Von Jena nach Nürnberg, etwa 220 Bahnkilometer, zahlt man 51€ für den ICE!
Der ist dann allerdings auch nicht wesentlich schneller als ein RE oder RB.
So bin ich vor einigen Wochen mal die Strecke gefahren mit der Regionalbahn,
ohne Umsteigen und Fahrzeit sollte 2,47Stunden betragen.
Am Ende bin ich 2 mal umgestiegen und hatte 1 Stunde Verspätung.
Sabotage von ganz oben scheint mir das richtige Wort. Da klappt nichts.
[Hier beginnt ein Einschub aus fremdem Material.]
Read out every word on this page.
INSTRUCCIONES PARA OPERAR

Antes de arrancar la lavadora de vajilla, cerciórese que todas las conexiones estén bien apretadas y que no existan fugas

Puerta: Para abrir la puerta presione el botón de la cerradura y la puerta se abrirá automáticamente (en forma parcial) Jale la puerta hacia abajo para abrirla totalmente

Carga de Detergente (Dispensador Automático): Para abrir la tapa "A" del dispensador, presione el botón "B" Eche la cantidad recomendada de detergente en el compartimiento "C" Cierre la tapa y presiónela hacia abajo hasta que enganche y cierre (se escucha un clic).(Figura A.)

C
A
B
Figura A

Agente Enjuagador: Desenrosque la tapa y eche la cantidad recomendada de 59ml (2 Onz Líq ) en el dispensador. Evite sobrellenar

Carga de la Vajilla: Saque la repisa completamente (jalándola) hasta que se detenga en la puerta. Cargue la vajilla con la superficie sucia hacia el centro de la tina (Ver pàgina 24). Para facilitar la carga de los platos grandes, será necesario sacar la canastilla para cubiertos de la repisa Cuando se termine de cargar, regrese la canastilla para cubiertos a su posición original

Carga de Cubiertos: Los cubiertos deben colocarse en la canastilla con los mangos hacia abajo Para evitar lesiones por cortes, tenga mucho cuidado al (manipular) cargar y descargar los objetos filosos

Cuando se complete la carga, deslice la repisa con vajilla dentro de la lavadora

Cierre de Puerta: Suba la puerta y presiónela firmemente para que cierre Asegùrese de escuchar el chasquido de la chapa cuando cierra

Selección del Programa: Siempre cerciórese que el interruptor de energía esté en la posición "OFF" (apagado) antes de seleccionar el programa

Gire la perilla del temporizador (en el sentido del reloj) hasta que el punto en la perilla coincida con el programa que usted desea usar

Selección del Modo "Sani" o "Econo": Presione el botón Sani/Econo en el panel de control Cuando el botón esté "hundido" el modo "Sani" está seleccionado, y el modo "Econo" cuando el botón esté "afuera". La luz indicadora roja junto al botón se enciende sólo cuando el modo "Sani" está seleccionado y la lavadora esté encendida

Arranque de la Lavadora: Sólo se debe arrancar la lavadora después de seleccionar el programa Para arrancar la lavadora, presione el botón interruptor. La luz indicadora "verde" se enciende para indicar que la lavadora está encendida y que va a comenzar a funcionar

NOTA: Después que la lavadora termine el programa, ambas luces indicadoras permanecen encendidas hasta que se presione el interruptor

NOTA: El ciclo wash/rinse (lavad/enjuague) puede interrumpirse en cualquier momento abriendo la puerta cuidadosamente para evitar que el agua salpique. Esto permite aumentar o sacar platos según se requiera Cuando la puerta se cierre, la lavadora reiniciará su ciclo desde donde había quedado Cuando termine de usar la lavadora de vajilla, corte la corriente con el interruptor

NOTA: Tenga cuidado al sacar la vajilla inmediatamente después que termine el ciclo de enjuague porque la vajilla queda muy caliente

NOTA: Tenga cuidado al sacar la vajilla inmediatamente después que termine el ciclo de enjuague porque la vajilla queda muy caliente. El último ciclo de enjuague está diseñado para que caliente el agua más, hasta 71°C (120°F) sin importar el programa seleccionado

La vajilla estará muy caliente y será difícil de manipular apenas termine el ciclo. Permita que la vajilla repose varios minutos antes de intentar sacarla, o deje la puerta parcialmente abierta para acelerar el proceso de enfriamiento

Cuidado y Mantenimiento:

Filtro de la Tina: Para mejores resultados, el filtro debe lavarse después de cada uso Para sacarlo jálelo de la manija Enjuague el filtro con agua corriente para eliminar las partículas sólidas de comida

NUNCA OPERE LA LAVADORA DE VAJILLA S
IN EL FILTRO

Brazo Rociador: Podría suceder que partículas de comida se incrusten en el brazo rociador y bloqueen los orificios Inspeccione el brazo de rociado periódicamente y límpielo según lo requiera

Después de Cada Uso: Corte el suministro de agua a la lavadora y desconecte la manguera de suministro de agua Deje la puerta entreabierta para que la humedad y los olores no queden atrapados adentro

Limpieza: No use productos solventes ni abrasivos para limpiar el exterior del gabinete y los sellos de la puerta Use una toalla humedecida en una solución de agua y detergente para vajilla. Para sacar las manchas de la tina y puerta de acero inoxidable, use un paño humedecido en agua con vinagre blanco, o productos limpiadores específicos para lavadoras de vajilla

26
Und Mainz spielt sich doch täglich in ganz Deutschland ab.
Schön zu lesen dass es auch anders geht.
Der eigentliche Skandal ist, daß das Bahnnetz im Jahr 2 Mrd "Gewinn" macht (mT)
dadurch, daß Mehdorn, Kefer und Grube die Mitarbeiterzahl halbiert haben und jetzt "auf Verschleiß" gefahren wird. Diese Milliarden"gewinne", die seit Jahren von der Bahn an den Bund abgeführt und von dort via GR an die Besatzerbanken abgeführt werden, fehlen bei uns. Für 2 Mrd im Jahr könnte man auch unser altes Netz instandhalten und die versifften Bahnhöfe und Züge reinigen. Bis vor ca 5 Jahren sah es nämlich so noch nicht aus, trotz hoher Löhne und aller struktureller Probleme.
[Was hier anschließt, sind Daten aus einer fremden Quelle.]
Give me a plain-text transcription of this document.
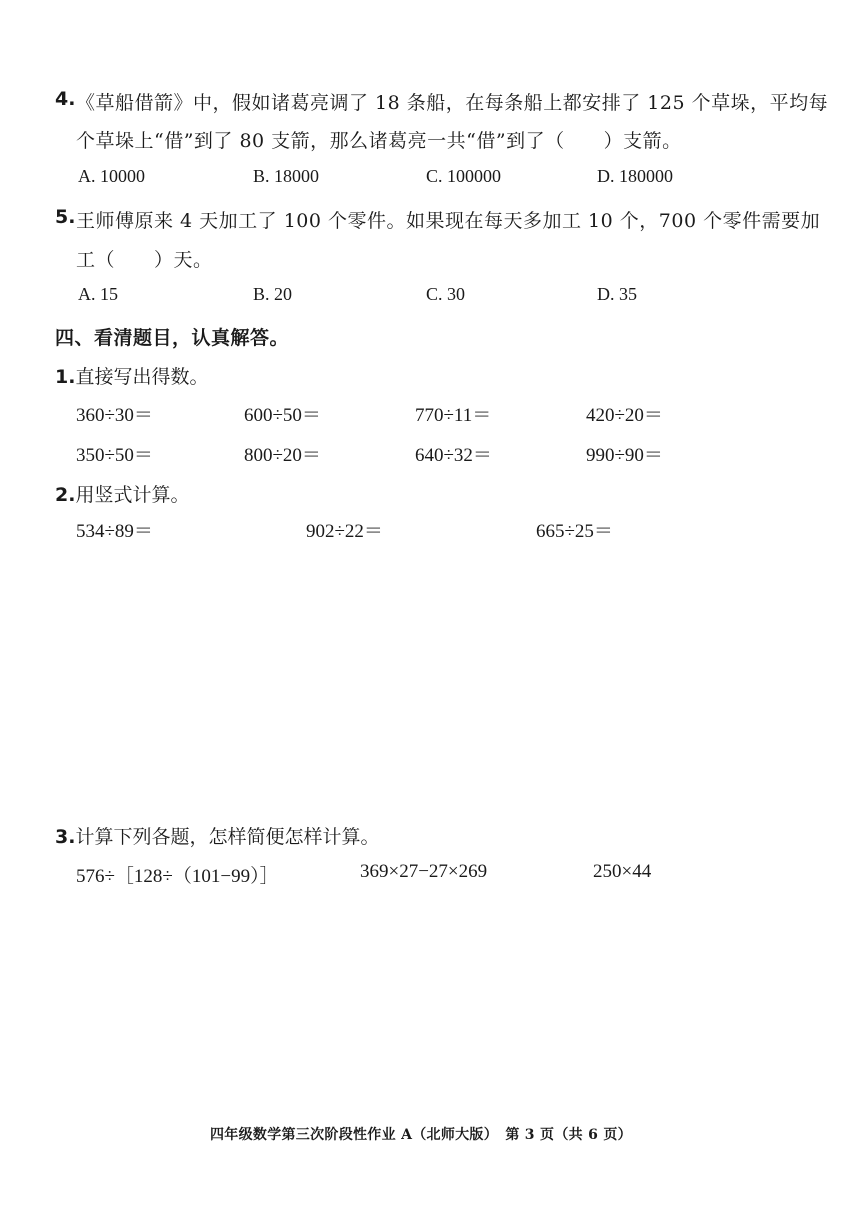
4. 《草船借箭》中，假如诸葛亮调了 18 条船，在每条船上都安排了 125 个草垛，平均每
个草垛上“借”到了 80 支箭，那么诸葛亮一共“借”到了（　　）支箭。
A. 10000	B. 18000	C. 100000	D. 180000
5. 王师傅原来 4 天加工了 100 个零件。如果现在每天多加工 10 个，700 个零件需要加
工（　　）天。
A. 15	B. 20	C. 30	D. 35
四、看清题目，认真解答。
1.直接写出得数。
360÷30＝	600÷50＝	770÷11＝	420÷20＝
350÷50＝	800÷20＝	640÷32＝	990÷90＝
2.用竖式计算。
534÷89＝	902÷22＝	665÷25＝
3.计算下列各题，怎样简便怎样计算。
576÷［128÷（101−99）］	369×27−27×269	250×44
四年级数学第三次阶段性作业 A（北师大版）　第 3 页（共 6 页）
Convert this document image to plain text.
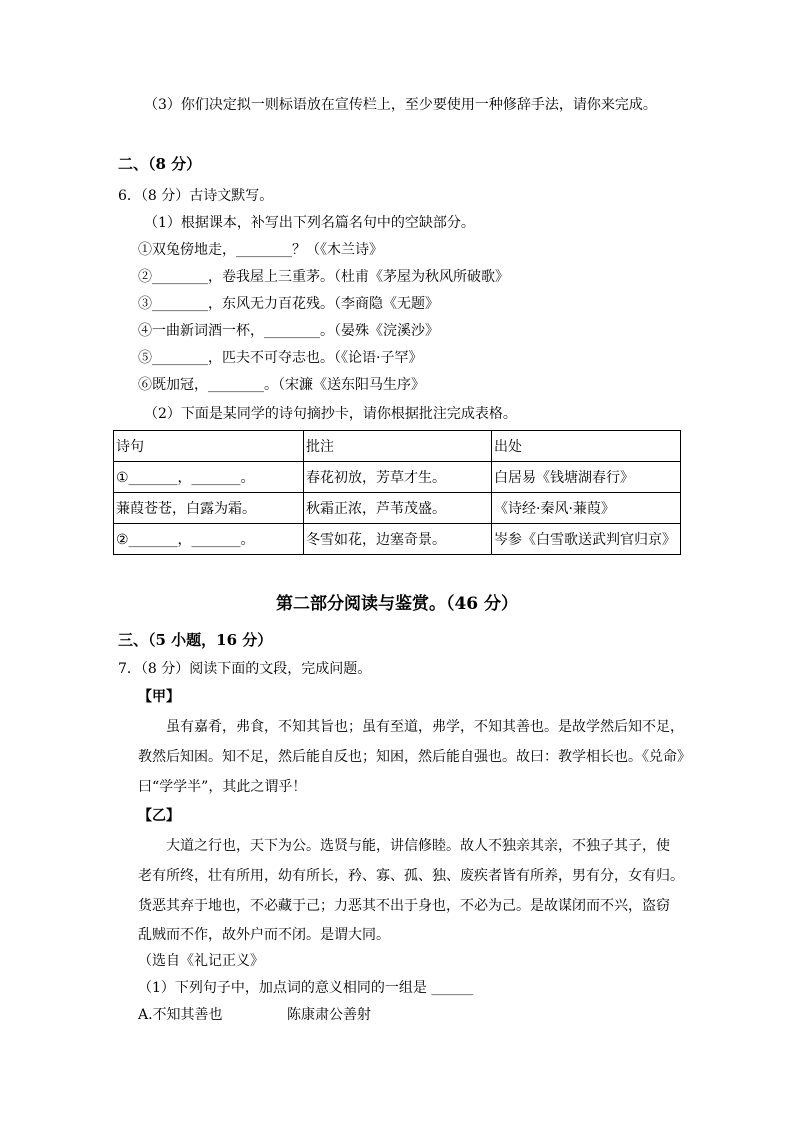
（3）你们决定拟一则标语放在宣传栏上，至少要使用一种修辞手法，请你来完成。
二、（8 分）
6．（8 分）古诗文默写。
（1）根据课本，补写出下列名篇名句中的空缺部分。
①双兔傍地走，________？（《木兰诗》
②________，卷我屋上三重茅。（杜甫《茅屋为秋风所破歌》
③________，东风无力百花残。（李商隐《无题》
④一曲新词酒一杯，________。（晏殊《浣溪沙》
⑤________，匹夫不可夺志也。（《论语·子罕》
⑥既加冠，________。（宋濂《送东阳马生序》
（2）下面是某同学的诗句摘抄卡，请你根据批注完成表格。
诗句	批注	出处
①_______，_______。	春花初放，芳草才生。	白居易《钱塘湖春行》
蒹葭苍苍，白露为霜。	秋霜正浓，芦苇茂盛。	《诗经·秦风·蒹葭》
②_______，_______。	冬雪如花，边塞奇景。	岑参《白雪歌送武判官归京》
第二部分阅读与鉴赏。（46 分）
三、（5 小题，16 分）
7．（8 分）阅读下面的文段，完成问题。
【甲】
虽有嘉肴，弗食，不知其旨也；虽有至道，弗学，不知其善也。是故学然后知不足，
教然后知困。知不足，然后能自反也；知困，然后能自强也。故曰：教学相长也。《兑命》
曰“学学半”，其此之谓乎！
【乙】
大道之行也，天下为公。选贤与能，讲信修睦。故人不独亲其亲，不独子其子，使
老有所终，壮有所用，幼有所长，矜、寡、孤、独、废疾者皆有所养，男有分，女有归。
货恶其弃于地也，不必藏于己；力恶其不出于身也，不必为己。是故谋闭而不兴，盗窃
乱贼而不作，故外户而不闭。是谓大同。
（选自《礼记正义》
（1）下列句子中，加点词的意义相同的一组是 ______
A.不知其善也	陈康肃公善射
Noch eine Bemerkung zur subjektiven Auto- und Markenhäufigkeit (mkT)
Die subjektive Autohäufigkeit war: jede Menge Japaner (Toyota), etliche Südkoreaner (Hyundai, viele Taxis sind Hyundai Elantra, früher waren das VW Santana), dann hauptsächlich Audi A4L und A6L, alle in schwarz, mit super Ausstattung (Schiebedach etc), einige Q7, dann viele VW, hauptsächlich Passat Stufenheck, einige Tiguans und Tourans, wenige BMW, noch weniger Mercedes. Nach einigen Geprächen hieß es, Mercedes sei einfach zu teuer.
Jetzt ist es auch schon in Beijing so wie vor einem Jahr in Singapore oder schon vor 2 Jahren in Seoul/Busan: Fast JEDER hat ein Smartphone vor sich, speziell in der Ubahn, aber auch schon beim Rumlaufen. Viele haben ein iphone, was in China sehr teuer ist, aber ein Statussymbol, viele Samsung, aber auch andere billigere Marken.
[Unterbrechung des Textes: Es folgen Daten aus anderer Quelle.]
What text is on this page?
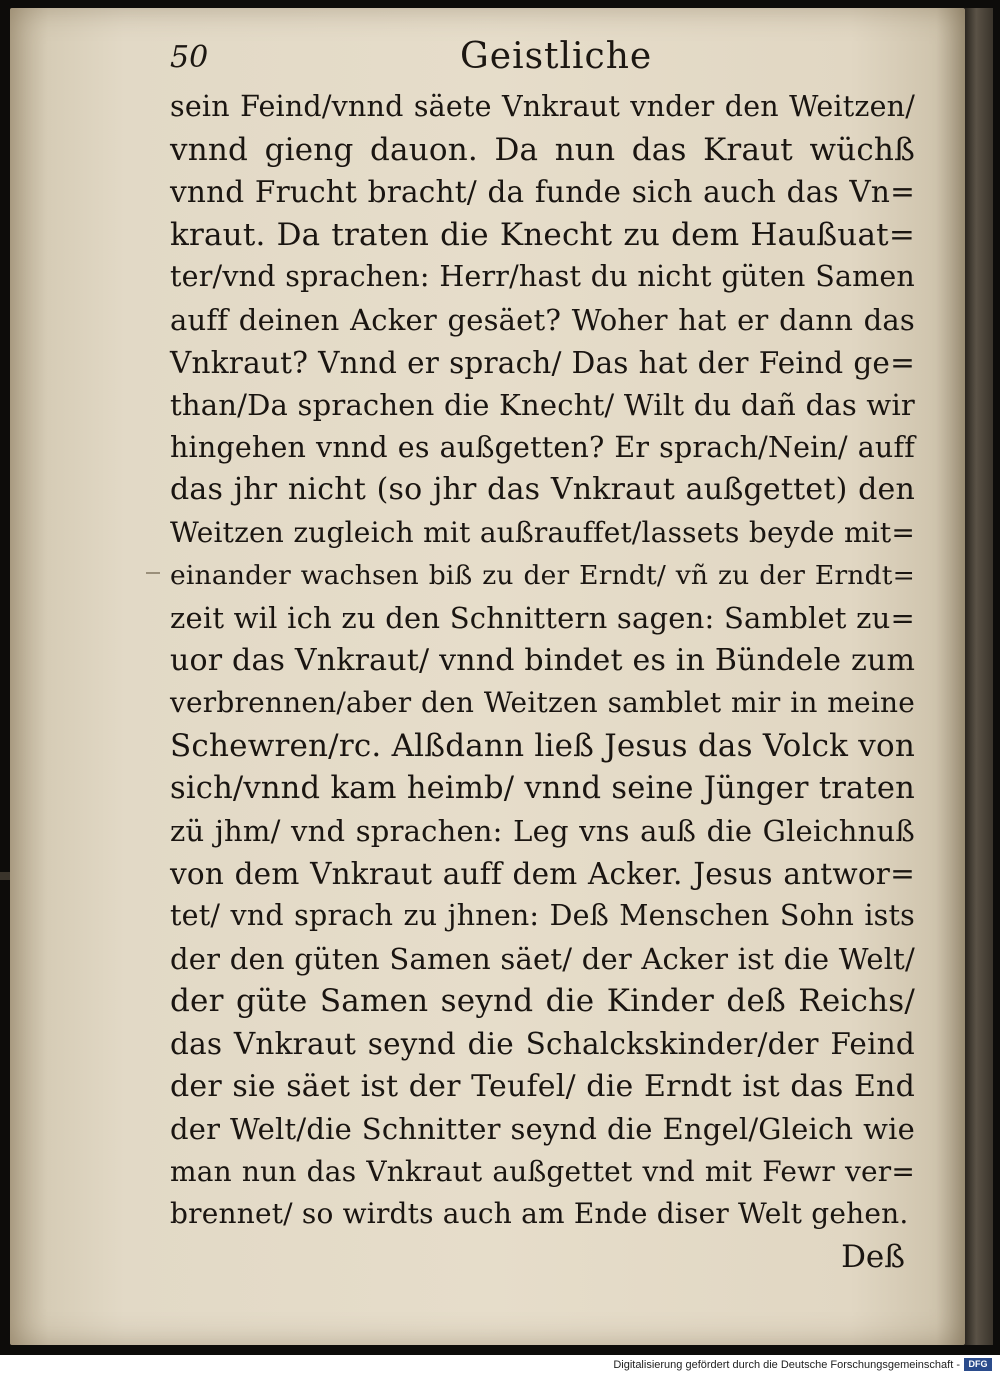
50	Geistliche
sein Feind/vnnd säete Vnkraut vnder den Weitzen/
vnnd gieng dauon. Da nun das Kraut wüchß
vnnd Frucht bracht/ da funde sich auch das Vn=
kraut. Da traten die Knecht zu dem Haußuat=
ter/vnd sprachen: Herr/hast du nicht güten Samen
auff deinen Acker gesäet? Woher hat er dann das
Vnkraut? Vnnd er sprach/ Das hat der Feind ge=
than/Da sprachen die Knecht/ Wilt du dañ das wir
hingehen vnnd es außgetten? Er sprach/Nein/ auff
das jhr nicht (so jhr das Vnkraut außgettet) den
Weitzen zugleich mit außrauffet/lassets beyde mit=
einander wachsen biß zu der Erndt/ vñ zu der Erndt=
zeit wil ich zu den Schnittern sagen: Samblet zu=
uor das Vnkraut/ vnnd bindet es in Bündele zum
verbrennen/aber den Weitzen samblet mir in meine
Schewren/rc. Alßdann ließ Jesus das Volck von
sich/vnnd kam heimb/ vnnd seine Jünger traten
zü jhm/ vnd sprachen: Leg vns auß die Gleichnuß
von dem Vnkraut auff dem Acker. Jesus antwor=
tet/ vnd sprach zu jhnen: Deß Menschen Sohn ists
der den güten Samen säet/ der Acker ist die Welt/
der güte Samen seynd die Kinder deß Reichs/
das Vnkraut seynd die Schalckskinder/der Feind
der sie säet ist der Teufel/ die Erndt ist das End
der Welt/die Schnitter seynd die Engel/Gleich wie
man nun das Vnkraut außgettet vnd mit Fewr ver=
brennet/ so wirdts auch am Ende diser Welt gehen.
Deß
Digitalisierung gefördert durch die Deutsche Forschungsgemeinschaft - DFG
Ich hatte ja schon gesagt, daß die Chinesen SEHR markenbewußt sind.
DT
Keine Sabotage ....
.... einfach nur Dummheit!
D hat 80 Mio Einwohner und die bringen es zu 160 Mio Meinungen und das tötet jeglichen Auf- und Ausbau .....
Die Masse des Volkes ist dumm und hier kommt hinzu, dass man das nicht merkt und eine "Führung" im positiven Sinn (mit allen negativen Merkmalen) nicht zulässt. Das stoppt jede Entwicklung!
Gruß
Basel
So ein Quatsch: wenn man die Mannschaft, die das Netz wartet (mT)
halbiert und plötzlich pro Jahr 2 Mrd EUR "Gewinn" aus dem Netz zieht und an die Bundesregierung abführt, und dazu das Netz auf Verschleiß fährt, dann ist das Vorsatz und Sabotage, nix anderes. Das hat nichts mit 160 Mio Meinungen zu tun.